Aber es geht auch billiger, wenn man das Interview mit Bleisch in der NZZ liest. Zu lesen versucht, denn schon die erste Antwort schreckt doch ab:
«Ich stehe selber in der Mitte des Lebens und fand es immer interessanter, mich den philosophischen Fragen zuzuwenden, die mich persönlich beschäftigen. In der Philosophie ist die Mitte des Lebens ein unerforschtes Gebiet im Gegensatz zur Kindheit und Jugend oder zum Alter und Sterben.»
Und was hat ihr Gründeln in den philosophischen Tiefen der Lebensmitte ergeben?
«Die Enttabuisierung der Menopause war überfällig … Wenn Frauen befürchten, dass sie verblühen, meinen sie wohl vor allem ihr Äusseres, weil weibliche Schönheit oft nur mit Jugendlichkeit assoziiert wird … Man kann die Krise aber auch philosophisch verstehen, etwa im Sinne von Karl Jaspers: als Moment der Existenzerhellung … Auf dem Hochplateau gleichen viele ihre Ziele mit dem Gewordenen ab und ziehen Bilanz … Ich stehe vor diesen riesigen, uralten Gesteinsmassen und fühle mich winzig klein. Das hat etwas Beklemmendes, aber gleichzeitig Erhebendes, weil mein kleines Ich nicht mehr zählt und ich mich als Teil eines grösseren Ganzen erlebe.»

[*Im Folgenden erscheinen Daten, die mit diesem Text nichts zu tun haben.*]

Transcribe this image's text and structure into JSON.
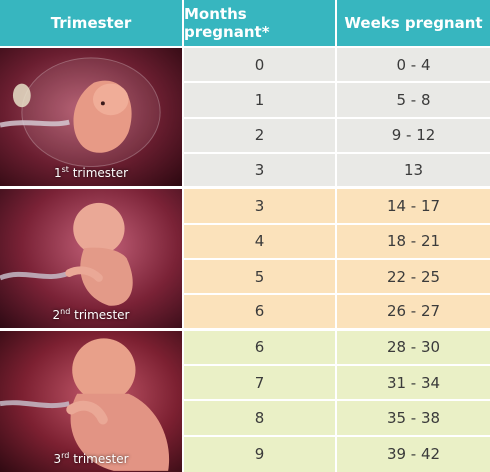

Menopause, Verblühen, Karl Jaspers, Beklemmendes und Erhebendes. Das ist dieses Pseudo-Geschwurbel, das alle Äusserungen von Bleisch ungeniessbar macht. Das ist nicht erhaben, nicht mal lächerlich. Es ist einfach flach.
Auf sie trifft nicht einmal der Satz zu: si tacuisses, philosophus mansisses. Denn selbst wenn sie geschwiegen hätte, wäre sie keine Philosophin. Obwohl sie das immer so furchtbar in den Vordergrund schiebt und es in keinem Text auslässt, irgend einen Philosophen zu erwähnen. Das ist dann immer «im Sinne von Kant, Foucault, Derrida, Blabla», was einem Schwulst Denktiefe verleihen soll.
Das lateinische Zitat ist frei vom römischen Gelehrten Boethius abgeleitet. In einem Dialog sagt ein Möchtegern-Philosoph, nachdem er eine wichtige Rede schwang: «Erkennst du nun, dass ich ein Philosoph bin?» Darauf antwortet der richtige Philosoph: «Ich hätte es erkannt, wenn du geschwiegen hättest.» Bei Bleisch müsste man sagen: Ich hätte es nicht einmal erkannt, wenn sie geschwiegen hätte.